Die Digitalisierung konfiguriert die Welt neu. Wir haben längst damit begonnen, anders miteinander zu sprechen, zu wirtschaften, anders Mensch zu sein, als es noch unsere Elterngeneration war. Die dramatischen Umbrüche in der Kommunikation und in der Industrie, all die Smartphones, die selbstfahrenden Autos, die denkenden Kühlschränke und Kraftwerke im Netz, sind nur Vorboten der Zukunft. Spricht man mit Experten, sagen sie einem, dass maschinelles Lernen, Künstliche Intelligenz und das Internet der Dinge erst in den Kinderschuhen stecken. Und Amazon-Web-Services-Chef Andy Jassy lässt keinen Zweifel daran, wen er als Motor der weiteren Ausbaustufen sieht, wer in Zukunft all die Datenströme verarbeiten soll. Der Leitgedanke seines Unternehmens bestehe darin, die technische Infrastruktur für alles bereit zu stellen, was Softwareentwickler und Unternehmen nur zu denken wagen, sagte er gegenüber Bloomberg. Man kann das größenwahnsinnig nennen. Oder eine realistische Einschätzung des eigenen Potenzi­­als.

Am Vormittag des 17. September 2010 klopfte ein Bote mit einem kleinen kartonfarbenen Paket in der Hand an meiner Wohnungstür. ›Der patagonische Hase‹, die Autobiographie des französischen Intellektuellen Claude Lanzmann, war endlich da. Darin beschreibt Lanzmann in einer Episode aus den 1950er-Jahren seine Reise von Tschechien nach Russland. Gemeinsam mit den anderen Passagieren besteigt er in Prag eine sowjetische Tupolew-Maschine, die Sauerstoffmasken nur für die Piloten im Cockpit, nicht aber im Kabinenraum für die Passagiere bereithält.

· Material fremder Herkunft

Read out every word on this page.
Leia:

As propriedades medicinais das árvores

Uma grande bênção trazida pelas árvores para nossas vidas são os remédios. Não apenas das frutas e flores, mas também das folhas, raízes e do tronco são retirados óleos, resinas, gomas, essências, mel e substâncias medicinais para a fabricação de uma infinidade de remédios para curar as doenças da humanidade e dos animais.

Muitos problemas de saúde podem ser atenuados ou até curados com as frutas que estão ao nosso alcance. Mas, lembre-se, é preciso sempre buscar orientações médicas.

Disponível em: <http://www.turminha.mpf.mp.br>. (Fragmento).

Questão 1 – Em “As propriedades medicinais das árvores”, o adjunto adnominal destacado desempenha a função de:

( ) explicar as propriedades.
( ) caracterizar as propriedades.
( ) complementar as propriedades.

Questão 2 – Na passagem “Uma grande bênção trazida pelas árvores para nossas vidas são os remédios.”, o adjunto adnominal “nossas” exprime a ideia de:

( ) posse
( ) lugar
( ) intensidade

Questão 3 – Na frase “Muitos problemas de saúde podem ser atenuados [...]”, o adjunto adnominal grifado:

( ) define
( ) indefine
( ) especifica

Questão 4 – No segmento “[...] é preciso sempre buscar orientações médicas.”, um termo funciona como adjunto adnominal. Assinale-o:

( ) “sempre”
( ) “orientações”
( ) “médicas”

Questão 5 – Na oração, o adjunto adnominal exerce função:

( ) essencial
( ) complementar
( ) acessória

Ich erinnere mich an die Worte des russischen Präsidenten Wladimir Putin, wonach derjenige, der die Künstliche Intelligenz dominiere, künftig zum Herrscher der Welt aufsteige. Ich denke an Evgeny Mozorov, den Vordenker des digitalen Zeitalters, der es für ziemlich wahrscheinlich hält, ›dass Google, Facebook und Co. irgendwann die grundlegenden Infrastrukturen kontrollieren werden, auf denen unsere Welt basiert‹.

Was nur, wenn die Welt im Kabinenraum einer Tupolew-Maschine sitzt, die derzeit ruhig Kurs hält, doch in der man nur darauf hoffen kann, dass die Piloten den Flieger wieder hochziehen, wenn er an Höhe verliert?